Care lives in contradiction—shaped by systems and hierarchies. Mimicry isn’t neutral. And we’re all entangled in imperfect systems. Even failed attempts at understanding reshape us.

Even if I don’t fully understand them— the geese in Fenway, the people around me— I still shape their world. To be in relation is to carry responsibility. Even temporary entanglement leaves a trace.

We owe something to the ones we brush against. If AI-generated whale song changes how whales respond, when is it still mimicry? If we only grant standing to what mimics us— what does that say about our compassion (Singer 1975)?

Donna Haraway reminds us: we become with. We become through relation (Haraway 2008).

I wasn’t trying to become a goose—though I’m still curious how that might work. I was trying to be heard—and somehow, I was. They didn’t answer because I was convincing, but because I was there. Mimicry might not be the goal. But it might be the first gesture. A speculative act. A form of care.

Through mimicry, we build bridges— not because we can replicate another perfectly, but because trying reminds us we’re not alone. The goose doesn’t need to understand me.
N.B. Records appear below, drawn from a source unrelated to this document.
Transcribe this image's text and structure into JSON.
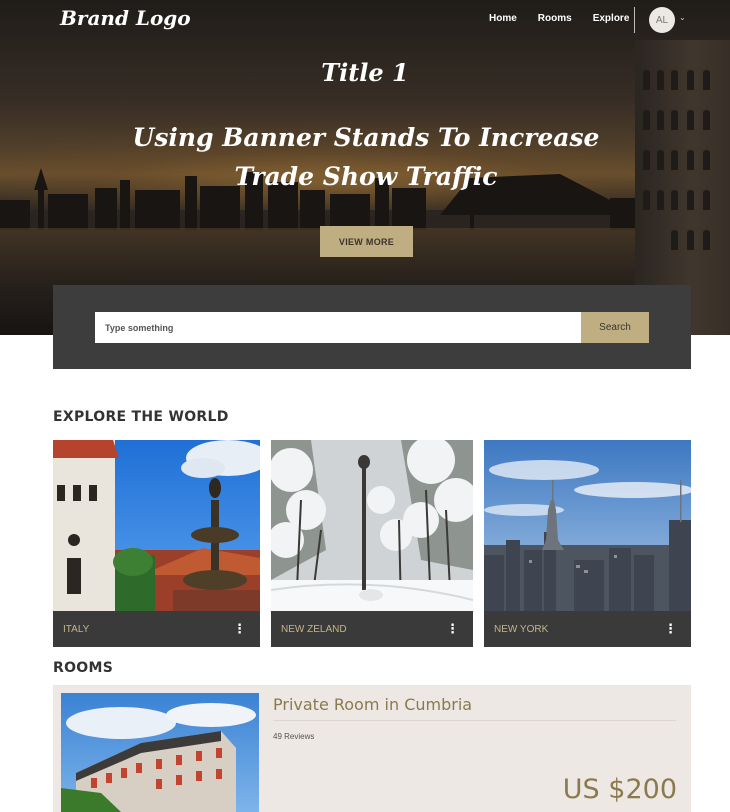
{
  "header": {
    "brand": "Brand Logo",
    "nav": [
      "Home",
      "Rooms",
      "Explore"
    ],
    "avatar_initials": "AL",
    "avatar_caret": "⌄"
  },
  "hero": {
    "title1": "Title 1",
    "title2": "Using Banner Stands To Increase Trade Show Traffic",
    "cta_label": "VIEW MORE"
  },
  "search": {
    "placeholder": "Type something",
    "button_label": "Search"
  },
  "explore": {
    "title": "EXPLORE THE WORLD",
    "cards": [
      {
        "label": "ITALY",
        "menu": "⋮"
      },
      {
        "label": "NEW ZELAND",
        "menu": "⋮"
      },
      {
        "label": "NEW YORK",
        "menu": "⋮"
      }
    ]
  },
  "rooms": {
    "title": "ROOMS",
    "items": [
      {
        "name": "Private Room in Cumbria",
        "reviews": "49 Reviews",
        "price": "US $200"
      }
    ]
  },
  "colors": {
    "accent": "#bfae82",
    "accent_text": "#8b7a4e",
    "panel": "#3d3d3d",
    "card_footer": "#3a3a3a",
    "room_bg": "#ede8e3"
  }
}
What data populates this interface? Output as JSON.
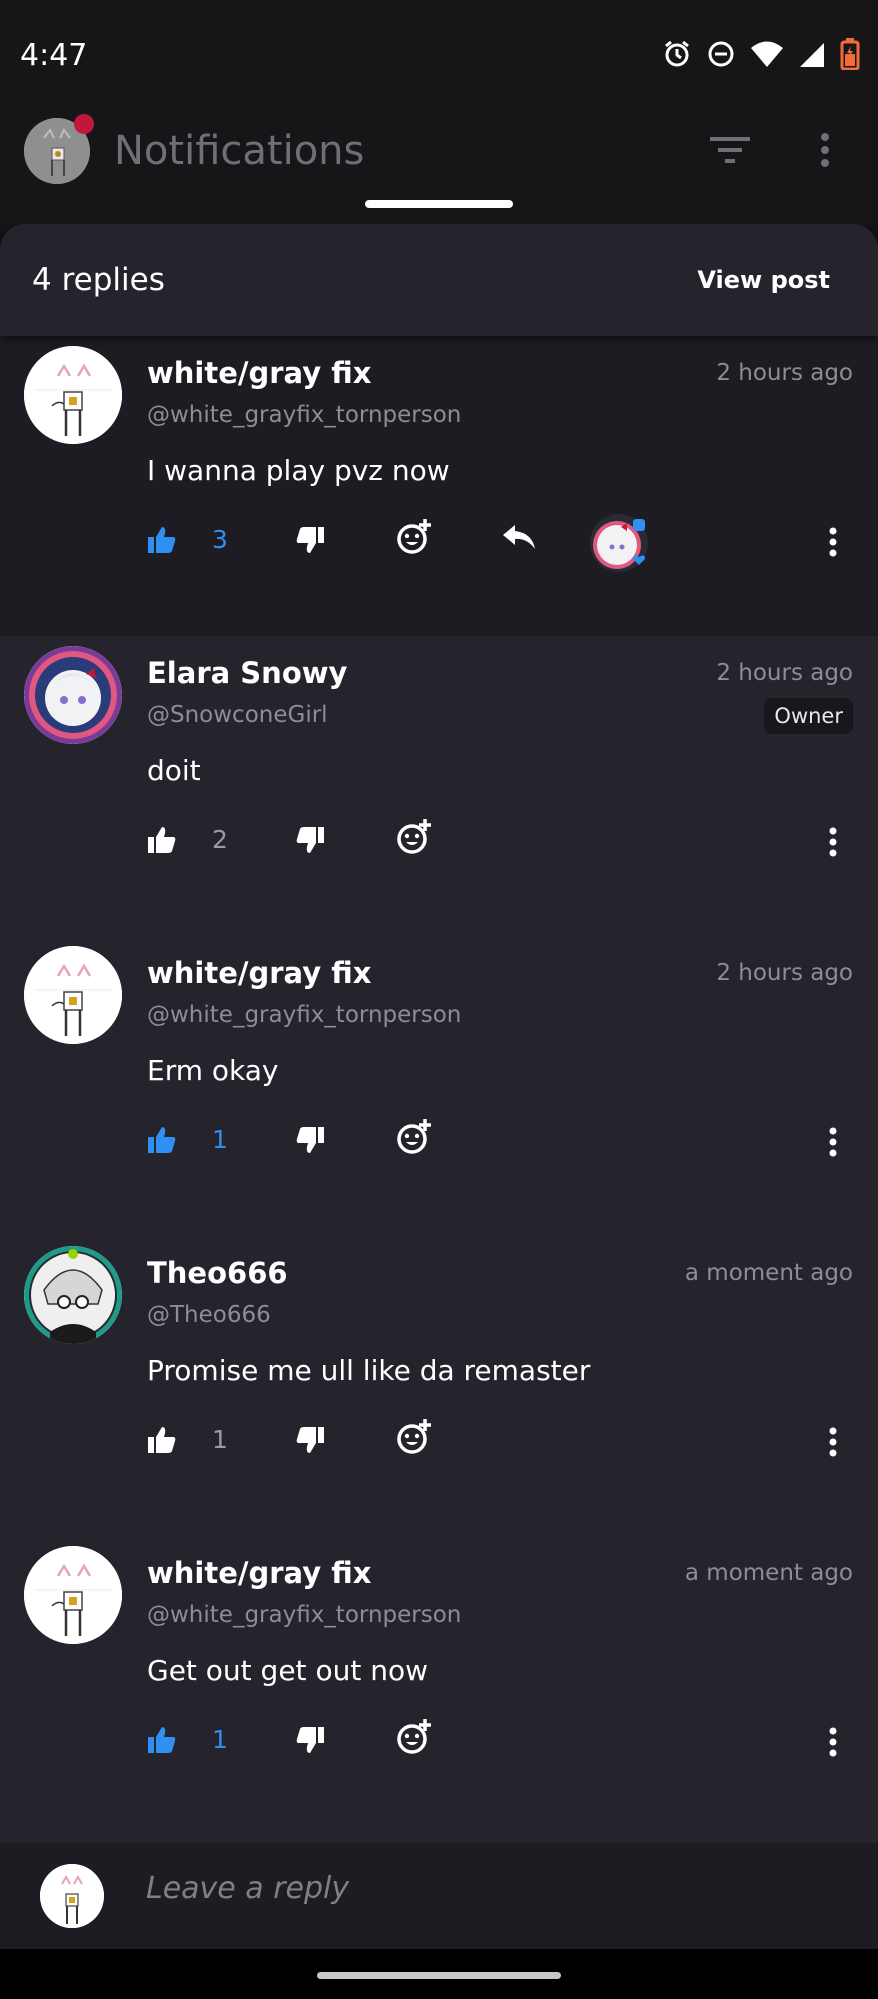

But something matters in the effort. In the misreading, the failed translation. the echo that reaches back.

Not to become the same, but to become with.

References

Crawford, Kate. Atlas of AI: Power, Politics, and the Planetary Costs of Artificial Intelligence. New Haven: Yale University Press, 2021.

Godfrey-Smith, Peter. Other Minds: The Octopus, the Sea, and the Deep Origins of Consciousness. New York: Farrar, Straus and Giroux, 2016.

Haraway, Donna J. When Species Meet. Minneapolis: University of Minnesota Press, 2008.

Scientific American. “The Mind of an Octopus.” Scientific American, May 1, 2008. https://www.scientificamerican.com/article/the-mind-of-an-octopus/.

Searle, John. “Minds, Brains, and Programs.” Behavioral and Brain Sciences 3, no. 3 (1980): 417–457.

Singer, Peter. Animal Liberation. New York: New York Review, 1975.

Wittgenstein, Ludwig. Philosophical Investigations. Oxford: Blackwell Publishing, 1953.